Measuring Success One Year In
Aug 30, 2018
Taking on a global payroll transformation involves a tremendous investment of time, resources, and expectations. Such a project brings with it many benefits, but some, understandably, take longer than others to realize. That’s why it’s important to know what you can expect after just the first year to help you understand the changes, report on your progress, and maintain momentum for what’s to come.
Before switching any enterprise technology, you'll need to know your current costs, set clear and measurable goals, and take a baseline measurement of your performance on the existing system. With those figures documented, you can easily evaluate first-year improvements in the areas of cost and value, service, and compliance—and continue documenting concrete gains into the future.
Cost vs Value
The majority of global organizations rely heavily on manual processes to run payroll, for everything from data collection through to filing payments. However, a modern, cloud-based payroll platform will enable you to automate much of your data input via integrations with related systems. Looking at the percentage of input that is automated versus manual after the first year will give you a clear measure of improvement and cost savings.
Many of our customers are able to shift up to 85% of their data input to automated workflows during implementation, which is a tremendous gain in terms of time and costs. Processing payroll for 1,000 employees can mean collecting 4,000 pieces of data every month, and automating 85% of that is a significant gain. If you’re processing payroll for a global workforce of 100,000 employees, those savings can be transformative for your organization, just in the first year.
Understanding employee experience with payroll is key to assessing the efficacy of any system, and there are several objective ways to measure success when it comes to servicing employees. These include whether they are paid on time and accurately, and how long it takes to resolve any errors. Then there are the less quantifiable benefits of switching to a modern system, such as making payslips available online or enabling employees to update their payroll information independently via a HRIS integration.

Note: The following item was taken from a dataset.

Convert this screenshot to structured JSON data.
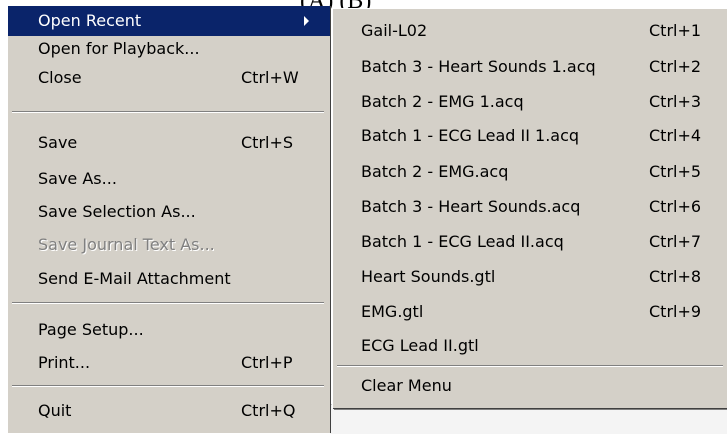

After your first year with a new system, you should see measurable improvements in the level of accuracy and timeliness with which you’re processing payroll, with a reduced rate of error and shorter calendar window. Additionally, employees should report an improved experience, whether that means easier access to payslips and information, a faster response time to queries, or fewer issues reported.
After your first year with a unified global payroll solution, you should have an easier time assessing your compliance risks. Most global payroll systems use a different provider for each country or region in which their customers operate and then aggregate that information into their own system. The result is payroll information that looks the same on the surface but includes data that is gathered, processed and protected very differently, depending on how all those different providers run payroll.
It’s likely you understand the challenges of assessing risk in that environment. It may even be a key reason for your switch to a unified global platform. Comparing your compliance risk on the aggregate system versus your newly unified solution after one year can be staggering. Greater visibility into your data, customized reporting, standardized controls and streamlined statutory filing will result in clearer, more traceable, better protected payroll. Rather than being responsible for ensuring certifications for dozens of localized providers around the world, you’re now dealing with one global solution that has all the required documentation. Even if unique compliance challenges persist, you should have less risk after just one year.
The first year with a new global payroll solution can bring tremendous changes to your organization, with effects that reach well beyond your payroll, HR, and finance teams. Whatever your goals for improvement, the key is to begin with a baseline measurement of your important performance metrics before implementing your new solution. This information will help you set and manage expectations appropriately, and understand and report on improvements accurately. Reassessing those baseline numbers every year will reveal substantive gains over time — and hopefully validate your business case for making the change in the first place.